Сейчас Аркадия Христофоровна направилась к входной двери, отдавая Семёну указания:
— Не смотри телевизор слишком долго. Не разговаривай по телефону с поклонниками — пусть приходят в гости. И не открывай кому попало дверь. Пусть дождутся меня в коридоре. На интервью не соглашайся. Ты и так знаменит, без них.
Проговорив все это, Аркадия Христофоровна захлопнула дверь и шагнула в пустой коридор. «Друзья» и «поклонники» молча расступились, проводив взглядом маленькую пожилую женщину в зеленом пальто. По опыту знали, что в пятницу Аркадии Христофоровне не до них.
Поездка за город была необходимостью. В доме круглый год отсутствовала горячая вода, а мыться интеллигентному человеку было необходимо хотя бы раз в неделю.
Шурочка Козелкова, как всегда, приняла Аркадию Христофоровну по-простому: отварила картошку, испекла пироги, достала из подпола сало и соленые огурцы, налила рюмку вишневой настойки.
После бани разговаривали о прошлом. Вокруг играли, галдели и нечаянно сбивали со стола посуду правнуки Козелковой.

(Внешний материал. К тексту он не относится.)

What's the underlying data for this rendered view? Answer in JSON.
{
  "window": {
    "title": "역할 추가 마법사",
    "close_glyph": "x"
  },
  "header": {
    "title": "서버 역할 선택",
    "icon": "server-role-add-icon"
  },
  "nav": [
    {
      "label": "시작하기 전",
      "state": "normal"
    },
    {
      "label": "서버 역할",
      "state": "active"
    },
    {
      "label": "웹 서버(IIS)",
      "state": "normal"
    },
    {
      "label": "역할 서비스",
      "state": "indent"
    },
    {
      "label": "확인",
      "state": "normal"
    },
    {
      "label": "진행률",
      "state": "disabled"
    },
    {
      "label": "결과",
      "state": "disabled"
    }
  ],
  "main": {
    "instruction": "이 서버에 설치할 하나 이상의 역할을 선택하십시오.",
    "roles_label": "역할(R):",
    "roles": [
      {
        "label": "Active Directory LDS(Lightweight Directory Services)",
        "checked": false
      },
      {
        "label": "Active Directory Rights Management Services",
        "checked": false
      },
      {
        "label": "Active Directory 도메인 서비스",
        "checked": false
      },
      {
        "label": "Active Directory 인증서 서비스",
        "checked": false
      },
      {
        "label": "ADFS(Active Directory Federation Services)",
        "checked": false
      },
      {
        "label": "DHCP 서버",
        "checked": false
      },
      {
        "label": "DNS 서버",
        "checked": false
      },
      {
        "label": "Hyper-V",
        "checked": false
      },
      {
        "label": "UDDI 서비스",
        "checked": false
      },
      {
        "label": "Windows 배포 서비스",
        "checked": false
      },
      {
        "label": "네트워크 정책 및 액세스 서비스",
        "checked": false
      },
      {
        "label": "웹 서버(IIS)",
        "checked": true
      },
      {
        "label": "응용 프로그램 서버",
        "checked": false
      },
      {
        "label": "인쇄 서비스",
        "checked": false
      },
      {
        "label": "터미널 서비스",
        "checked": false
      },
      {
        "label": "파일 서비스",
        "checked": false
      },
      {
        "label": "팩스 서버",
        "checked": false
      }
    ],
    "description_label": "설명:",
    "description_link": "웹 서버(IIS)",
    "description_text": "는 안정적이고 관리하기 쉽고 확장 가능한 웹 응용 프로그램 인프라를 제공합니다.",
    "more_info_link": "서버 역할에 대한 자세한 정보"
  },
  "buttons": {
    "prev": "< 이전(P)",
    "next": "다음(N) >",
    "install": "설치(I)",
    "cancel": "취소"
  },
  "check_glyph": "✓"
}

Аркадия Христофоровна читала им нотации и стихи, сочувствовала Шурочке и радовалась, что лишена наказания в виде малолетних оболтусов…
Аркадия Христофоровна вела себя эгоистично, как и всякий не желающий взрослеть человек; с ужасом представляла себя в роли матери. Ей казалось, что самое лучшее ждет впереди, что жизнь только начинается, что им с Семёном еще рано думать о потомстве. Сперва они сами должны насладиться всеми благами и преимуществами городской жизни, а потом, значительно подустав от популярности, смогут воспитать хороших детей.
Аркадию Христофоровну можно было понять: она пережила блокаду, научилась делить кусочек хлеба на три приема пищи и не ронять хлебные крошки на пол. После войны, выйдя замуж за начинающего писателя, оказавшегося вскоре одним из самых востребованных в стране, она постоянно пыталась наесться вдоволь и запастись впрок самыми важными крупами и злаками.
Страх вынужденного голода не отпускал Аркадию Христофоровну никогда. Именно поэтому она отдавала предпочтение простой пище — чтобы быстрее насытить организм. Оставленный на столе кем-то из правнуков Козелковой откушенный пирожок вызывал у Аркадии Христофоровны учащенное сердцебиение и дрожь…
Шурочка Козелкова работала в школе учителем литературы. До последнего времени она сетовала, что произведения Семёна так и не включили в школьную программу и винила в этом бумажную волокиту. В этот день, допивая чай, произнесла:
— Правильно, что школьникам сократили часы по литературе и список произведений, необходимых для прочтения. Нечего забивать им голову такой ерундой. Пусть читают, что хотят. Я собираюсь уходить из школы и прекращаю добиваться включения книг Семёна в программу.
Аркадия Христофоровна закашлялась, подавившись салом. Ее глаза округлились так, что самый маленький правнук Козелковой заплакал от страха и выбежал в соседнюю комнату.
— Я понимаю, что тебе трудно принять это… — начала оправдываться Шурочка.
Аркадия Христофоровна перебила:
— Невозможно! Нельзя опускать руки. Независимо от того, какое начальство в вашей школе и в ГорОНО, ты не должна отказываться от борьбы. Посмотри на своих шалопаев — они вырастут бескультурными, если их не заставлять читать настоящую литературу!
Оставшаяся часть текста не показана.